Instability of a reverse arthroplasty can occur without pain (Fig. 5). Several of our cases were detected on routine radiographic follow-up. The patient usually experiences a drop in active flexion and abduction. If the dislocation occurs early (within the first days) we perform a closed reduction and immobilization for 3 weeks. However, most dislocations occur later (within 3 months) and our approach in all these cases is revision and removal of scar tissue and lengthening of the system. All our cases have been stable after revision. Dislocation is more common after the deltopectoral approach compared with a superior deltoid split [43]. A larger glenosphere is more stable and therefore preferred.

Post-operative dislocation of a reverse arthroplasty.

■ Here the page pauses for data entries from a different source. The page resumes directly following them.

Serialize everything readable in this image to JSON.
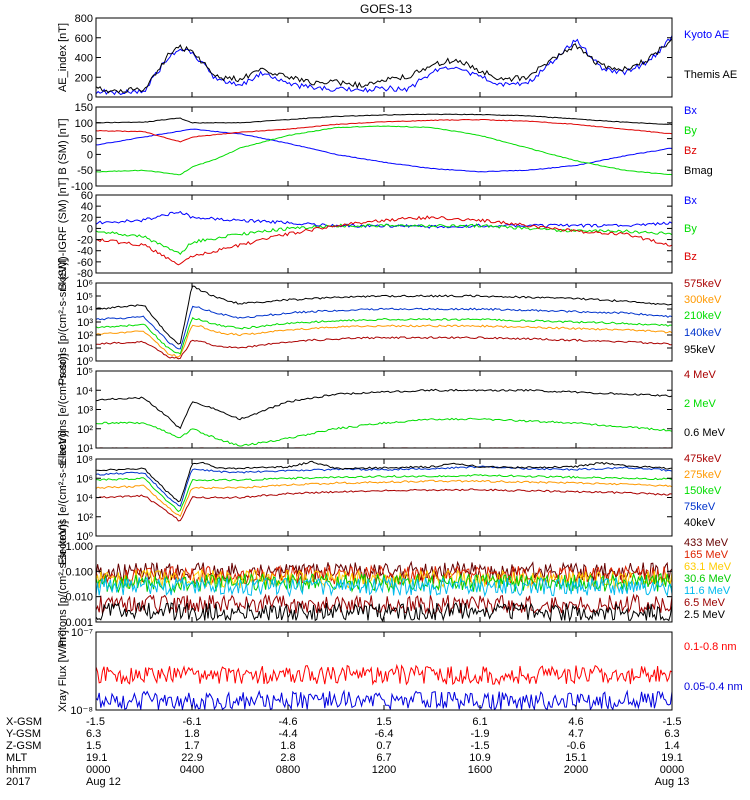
{
  "title": "GOES-13",
  "chart_data": [
    {
      "type": "line",
      "ylabel": "AE_index [nT]",
      "ylim": [
        0,
        800
      ],
      "yticks": [
        "0",
        "200",
        "400",
        "600",
        "800"
      ],
      "series": [
        {
          "name": "Kyoto AE",
          "color": "#0000ff",
          "x": [
            0,
            1,
            2,
            3,
            3.5,
            4,
            5,
            6,
            7,
            8,
            9,
            10,
            11,
            12,
            13,
            14,
            15,
            16,
            17,
            18,
            19,
            20,
            21,
            22,
            23,
            24
          ],
          "values": [
            60,
            40,
            60,
            400,
            480,
            450,
            180,
            120,
            250,
            120,
            100,
            80,
            60,
            90,
            80,
            250,
            300,
            200,
            120,
            150,
            350,
            580,
            300,
            250,
            350,
            600
          ]
        },
        {
          "name": "Themis AE",
          "color": "#000000",
          "x": [
            0,
            1,
            2,
            3,
            3.5,
            4,
            5,
            6,
            7,
            8,
            9,
            10,
            11,
            12,
            13,
            14,
            15,
            16,
            17,
            18,
            19,
            20,
            21,
            22,
            23,
            24
          ],
          "values": [
            80,
            60,
            80,
            420,
            500,
            470,
            200,
            180,
            280,
            200,
            150,
            150,
            120,
            180,
            200,
            330,
            380,
            260,
            180,
            200,
            380,
            520,
            320,
            280,
            380,
            580
          ]
        }
      ]
    },
    {
      "type": "line",
      "ylabel": "B (SM) [nT]",
      "ylim": [
        -100,
        150
      ],
      "yticks": [
        "-100",
        "-50",
        "0",
        "50",
        "100",
        "150"
      ],
      "series": [
        {
          "name": "Bx",
          "color": "#0000ff",
          "x": [
            0,
            2,
            4,
            6,
            8,
            10,
            12,
            14,
            16,
            18,
            20,
            22,
            24
          ],
          "values": [
            30,
            55,
            80,
            65,
            35,
            0,
            -25,
            -45,
            -55,
            -50,
            -35,
            -5,
            20
          ]
        },
        {
          "name": "By",
          "color": "#00dd00",
          "x": [
            0,
            2,
            3.5,
            4,
            5,
            6,
            8,
            10,
            12,
            14,
            16,
            18,
            20,
            22,
            24
          ],
          "values": [
            -55,
            -50,
            -65,
            -40,
            -15,
            20,
            60,
            85,
            90,
            85,
            60,
            20,
            -20,
            -50,
            -65
          ]
        },
        {
          "name": "Bz",
          "color": "#dd0000",
          "x": [
            0,
            2,
            3.5,
            4,
            6,
            8,
            10,
            12,
            14,
            16,
            18,
            20,
            22,
            24
          ],
          "values": [
            75,
            72,
            40,
            55,
            70,
            80,
            95,
            103,
            108,
            110,
            105,
            95,
            80,
            65
          ]
        },
        {
          "name": "Bmag",
          "color": "#000000",
          "x": [
            0,
            2,
            3.5,
            4,
            6,
            8,
            10,
            12,
            14,
            16,
            18,
            20,
            22,
            24
          ],
          "values": [
            100,
            102,
            115,
            100,
            100,
            110,
            120,
            125,
            127,
            126,
            122,
            112,
            102,
            95
          ]
        }
      ]
    },
    {
      "type": "line",
      "ylabel": "B (SM)-IGRF (SM) [nT]",
      "ylim": [
        -80,
        60
      ],
      "yticks": [
        "-80",
        "-60",
        "-40",
        "-20",
        "0",
        "20",
        "40",
        "60"
      ],
      "series": [
        {
          "name": "Bx",
          "color": "#0000ff",
          "x": [
            0,
            2,
            3.5,
            4,
            6,
            8,
            10,
            12,
            14,
            16,
            18,
            20,
            22,
            24
          ],
          "values": [
            10,
            15,
            30,
            20,
            15,
            10,
            5,
            5,
            3,
            5,
            5,
            5,
            5,
            10
          ]
        },
        {
          "name": "By",
          "color": "#00dd00",
          "x": [
            0,
            2,
            3.5,
            4,
            6,
            8,
            10,
            12,
            14,
            16,
            18,
            20,
            22,
            24
          ],
          "values": [
            -5,
            -15,
            -45,
            -25,
            -10,
            0,
            5,
            5,
            5,
            5,
            0,
            -5,
            -5,
            -10
          ]
        },
        {
          "name": "Bz",
          "color": "#dd0000",
          "x": [
            0,
            2,
            3.5,
            4,
            6,
            8,
            10,
            12,
            14,
            16,
            18,
            20,
            22,
            24
          ],
          "values": [
            -20,
            -30,
            -65,
            -50,
            -30,
            -10,
            5,
            15,
            20,
            15,
            5,
            -5,
            -10,
            -30
          ]
        }
      ]
    },
    {
      "type": "line",
      "ylabel": "Protons [p/(cm²-s-sr-keV)]",
      "ylim": [
        0,
        6
      ],
      "log": true,
      "yticks": [
        "10⁰",
        "10¹",
        "10²",
        "10³",
        "10⁴",
        "10⁵",
        "10⁶"
      ],
      "series": [
        {
          "name": "575keV",
          "color": "#aa0000",
          "x": [
            0,
            2,
            3,
            3.5,
            4,
            4.3,
            5,
            6,
            8,
            10,
            12,
            14,
            16,
            18,
            20,
            22,
            24
          ],
          "values": [
            1.3,
            1.5,
            0.3,
            0.2,
            1.6,
            1.5,
            1.2,
            1.0,
            1.5,
            1.7,
            1.8,
            1.8,
            1.8,
            1.7,
            1.6,
            1.5,
            1.3
          ]
        },
        {
          "name": "300keV",
          "color": "#ff9900",
          "x": [
            0,
            2,
            3,
            3.5,
            4,
            4.3,
            5,
            6,
            8,
            10,
            12,
            14,
            16,
            18,
            20,
            22,
            24
          ],
          "values": [
            2.1,
            2.3,
            0.6,
            0.3,
            2.8,
            2.7,
            2.2,
            2.0,
            2.4,
            2.6,
            2.7,
            2.7,
            2.7,
            2.6,
            2.5,
            2.4,
            2.2
          ]
        },
        {
          "name": "210keV",
          "color": "#00dd00",
          "x": [
            0,
            2,
            3,
            3.5,
            4,
            4.3,
            5,
            6,
            8,
            10,
            12,
            14,
            16,
            18,
            20,
            22,
            24
          ],
          "values": [
            2.6,
            2.8,
            1.0,
            0.5,
            3.3,
            3.2,
            2.8,
            2.5,
            2.9,
            3.1,
            3.2,
            3.2,
            3.2,
            3.1,
            3.0,
            2.9,
            2.7
          ]
        },
        {
          "name": "140keV",
          "color": "#0033cc",
          "x": [
            0,
            2,
            3,
            3.5,
            4,
            4.3,
            5,
            6,
            8,
            10,
            12,
            14,
            16,
            18,
            20,
            22,
            24
          ],
          "values": [
            3.2,
            3.4,
            1.5,
            0.8,
            4.2,
            4.1,
            3.7,
            3.3,
            3.7,
            3.9,
            4.0,
            4.0,
            4.0,
            3.9,
            3.8,
            3.7,
            3.4
          ]
        },
        {
          "name": "95keV",
          "color": "#000000",
          "x": [
            0,
            2,
            3,
            3.5,
            4,
            4.3,
            5,
            6,
            8,
            10,
            12,
            14,
            16,
            18,
            20,
            22,
            24
          ],
          "values": [
            4.0,
            4.3,
            2.0,
            1.2,
            5.8,
            5.5,
            4.9,
            4.4,
            4.7,
            4.9,
            5.0,
            5.0,
            5.0,
            4.9,
            4.8,
            4.6,
            4.3
          ]
        }
      ]
    },
    {
      "type": "line",
      "ylabel": "Electrons [e/(cm²-s-sr)]",
      "ylim": [
        1,
        5
      ],
      "log": true,
      "yticks": [
        "10¹",
        "10²",
        "10³",
        "10⁴",
        "10⁵"
      ],
      "series": [
        {
          "name": "4 MeV",
          "color": "#aa0000",
          "x": [
            0,
            24
          ],
          "values": [
            1.0,
            1.0
          ]
        },
        {
          "name": "2 MeV",
          "color": "#00dd00",
          "x": [
            0,
            2,
            3,
            3.5,
            4,
            5,
            6,
            8,
            10,
            12,
            14,
            16,
            18,
            20,
            22,
            24
          ],
          "values": [
            2.3,
            2.3,
            1.8,
            1.5,
            2.0,
            1.5,
            1.1,
            1.5,
            2.0,
            2.3,
            2.5,
            2.5,
            2.4,
            2.3,
            2.1,
            1.9
          ]
        },
        {
          "name": "0.6 MeV",
          "color": "#000000",
          "x": [
            0,
            2,
            3,
            3.5,
            4,
            5,
            6,
            8,
            10,
            12,
            14,
            16,
            18,
            20,
            22,
            24
          ],
          "values": [
            3.5,
            3.6,
            2.6,
            2.0,
            3.4,
            3.0,
            2.5,
            3.4,
            3.8,
            3.9,
            4.0,
            4.0,
            4.0,
            3.9,
            3.8,
            3.7
          ]
        }
      ]
    },
    {
      "type": "line",
      "ylabel": "Electrons [e/(cm²-s-sr-keV)]",
      "ylim": [
        0,
        8
      ],
      "log": true,
      "yticks": [
        "10⁰",
        "10²",
        "10⁴",
        "10⁶",
        "10⁸"
      ],
      "series": [
        {
          "name": "475keV",
          "color": "#aa0000",
          "x": [
            0,
            2,
            3,
            3.5,
            4,
            5,
            6,
            8,
            10,
            12,
            14,
            16,
            18,
            20,
            22,
            24
          ],
          "values": [
            4.0,
            4.2,
            2.5,
            1.5,
            4.0,
            4.0,
            4.0,
            4.4,
            4.6,
            4.7,
            4.8,
            4.8,
            4.7,
            4.6,
            4.5,
            4.3
          ]
        },
        {
          "name": "275keV",
          "color": "#ff9900",
          "x": [
            0,
            2,
            3,
            3.5,
            4,
            5,
            6,
            8,
            10,
            12,
            14,
            16,
            18,
            20,
            22,
            24
          ],
          "values": [
            5.0,
            5.2,
            3.0,
            2.0,
            5.0,
            5.0,
            5.0,
            5.3,
            5.5,
            5.6,
            5.7,
            5.7,
            5.6,
            5.5,
            5.4,
            5.2
          ]
        },
        {
          "name": "150keV",
          "color": "#00dd00",
          "x": [
            0,
            2,
            3,
            3.5,
            4,
            5,
            6,
            8,
            10,
            12,
            14,
            16,
            18,
            20,
            22,
            24
          ],
          "values": [
            5.8,
            6.0,
            3.5,
            2.5,
            5.8,
            5.8,
            5.8,
            6.0,
            6.1,
            6.2,
            6.2,
            6.3,
            6.2,
            6.1,
            6.0,
            5.9
          ]
        },
        {
          "name": "75keV",
          "color": "#0033cc",
          "x": [
            0,
            2,
            3,
            3.5,
            4,
            5,
            6,
            8,
            10,
            12,
            14,
            16,
            18,
            20,
            22,
            24
          ],
          "values": [
            6.4,
            6.6,
            4.0,
            3.0,
            7.0,
            6.7,
            6.6,
            6.8,
            6.9,
            6.9,
            7.0,
            7.2,
            7.0,
            6.9,
            7.1,
            6.8
          ]
        },
        {
          "name": "40keV",
          "color": "#000000",
          "x": [
            0,
            2,
            3,
            3.5,
            4,
            4.5,
            5,
            6,
            8,
            9,
            10,
            12,
            14,
            15,
            16,
            18,
            20,
            21,
            22,
            24
          ],
          "values": [
            6.8,
            7.0,
            4.5,
            3.5,
            7.5,
            7.6,
            7.1,
            7.0,
            7.2,
            7.7,
            7.0,
            7.1,
            7.2,
            7.5,
            7.2,
            7.1,
            7.2,
            7.6,
            7.3,
            7.0
          ]
        }
      ]
    },
    {
      "type": "line",
      "ylabel": "Protons [p/(cm²-s-sr-keV)]",
      "ylim": [
        -3,
        0
      ],
      "log": true,
      "yticks": [
        "0.001",
        "0.010",
        "0.100",
        "1.000"
      ],
      "series": [
        {
          "name": "433 MeV",
          "color": "#660000",
          "x": [
            0,
            24
          ],
          "values": [
            -1.0,
            -1.0
          ]
        },
        {
          "name": "165 MeV",
          "color": "#dd2200",
          "x": [
            0,
            24
          ],
          "values": [
            -1.15,
            -1.15
          ]
        },
        {
          "name": "63.1 MeV",
          "color": "#ffcc00",
          "x": [
            0,
            24
          ],
          "values": [
            -1.3,
            -1.3
          ]
        },
        {
          "name": "30.6 MeV",
          "color": "#00cc00",
          "x": [
            0,
            24
          ],
          "values": [
            -1.45,
            -1.45
          ]
        },
        {
          "name": "11.6 MeV",
          "color": "#00bbee",
          "x": [
            0,
            24
          ],
          "values": [
            -1.6,
            -1.6
          ]
        },
        {
          "name": "6.5 MeV",
          "color": "#990000",
          "x": [
            0,
            24
          ],
          "values": [
            -2.3,
            -2.3
          ]
        },
        {
          "name": "2.5 MeV",
          "color": "#000000",
          "x": [
            0,
            24
          ],
          "values": [
            -2.6,
            -2.6
          ]
        }
      ]
    },
    {
      "type": "line",
      "ylabel": "Xray Flux [W/m²]",
      "ylim": [
        -8,
        -7
      ],
      "log": true,
      "yticks": [
        "10⁻⁸",
        "10⁻⁷"
      ],
      "series": [
        {
          "name": "0.1-0.8 nm",
          "color": "#ff0000",
          "x": [
            0,
            24
          ],
          "values": [
            -7.55,
            -7.55
          ]
        },
        {
          "name": "0.05-0.4 nm",
          "color": "#0000dd",
          "x": [
            0,
            24
          ],
          "values": [
            -7.88,
            -7.88
          ]
        }
      ]
    }
  ],
  "x_axis": {
    "ticks": [
      0,
      4,
      8,
      12,
      16,
      20,
      24
    ],
    "rows": [
      {
        "label": "X-GSM",
        "values": [
          "-1.5",
          "-6.1",
          "-4.6",
          "1.5",
          "6.1",
          "4.6",
          "-1.5"
        ]
      },
      {
        "label": "Y-GSM",
        "values": [
          "6.3",
          "1.8",
          "-4.4",
          "-6.4",
          "-1.9",
          "4.7",
          "6.3"
        ]
      },
      {
        "label": "Z-GSM",
        "values": [
          "1.5",
          "1.7",
          "1.8",
          "0.7",
          "-1.5",
          "-0.6",
          "1.4"
        ]
      },
      {
        "label": "MLT",
        "values": [
          "19.1",
          "22.9",
          "2.8",
          "6.7",
          "10.9",
          "15.1",
          "19.1"
        ]
      },
      {
        "label": "hhmm",
        "values": [
          "0000",
          "0400",
          "0800",
          "1200",
          "1600",
          "2000",
          "0000"
        ]
      },
      {
        "label": "2017",
        "values": [
          "Aug 12",
          "",
          "",
          "",
          "",
          "",
          "Aug 13"
        ]
      }
    ]
  }
}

Infections are treated like other infected arthroplasties. Early infection can sometimes be saved by early debridement. Deep infection occurring later is normally treated with a two stage revision with an antibiotic impregnated spacer in-between. It is particularly important in revision arthroplasty to rule out low grade infection before revision to a reverse. Severe pain at rest should raise the suspicion of an existing infection.
Summary
Traditional shoulder replacement is a very successful procedure and is routinely performed. However, the results have been unpredictable in cuff deficient shoulders. Therefore reverse designs were tried since they improve the biomechanics in the cuff deficient shoulder. At the time when many early designs of reverse shoulder arthroplasty were abandoned, Grammont in France continued to work on his reverse arthroplasty design, which lead to the Delta reverse arthroplasty. The first procedure in the author's institution was performed 1995 and since then it has been possible to treat patients who were considered non-treatable. The design has proven to be reliable with very low risk for loosening in mid-term follow-up studies [30], [31], [38], [42]–[44]. It is now routinely used all over the world for patients with cuff deficiency of various aetiologies. However, the rate of reported complications has been high, but there are indications that the incidence has dropped significantly during the last few years. Correct indications and surgical technique is crucial to obtain the best results. An additional latissimus dorsi transfer is now recommended in patients who have complete lack of external rotation pre-operatively (no infraspinatus or teres minor) and/or severe atrophy and fatty infiltration of the teres minor. The radiographic finding of a glenoid notch is a concern and one of the reasons why this implant is recommended only in the elderly. New designs and specific surgical guidelines have been advocated to reduce the incidence of notching. Long term follow-up studies are needed to ascertain the clinical consequences of the glenoid notch and to evaluate the survival of the implant.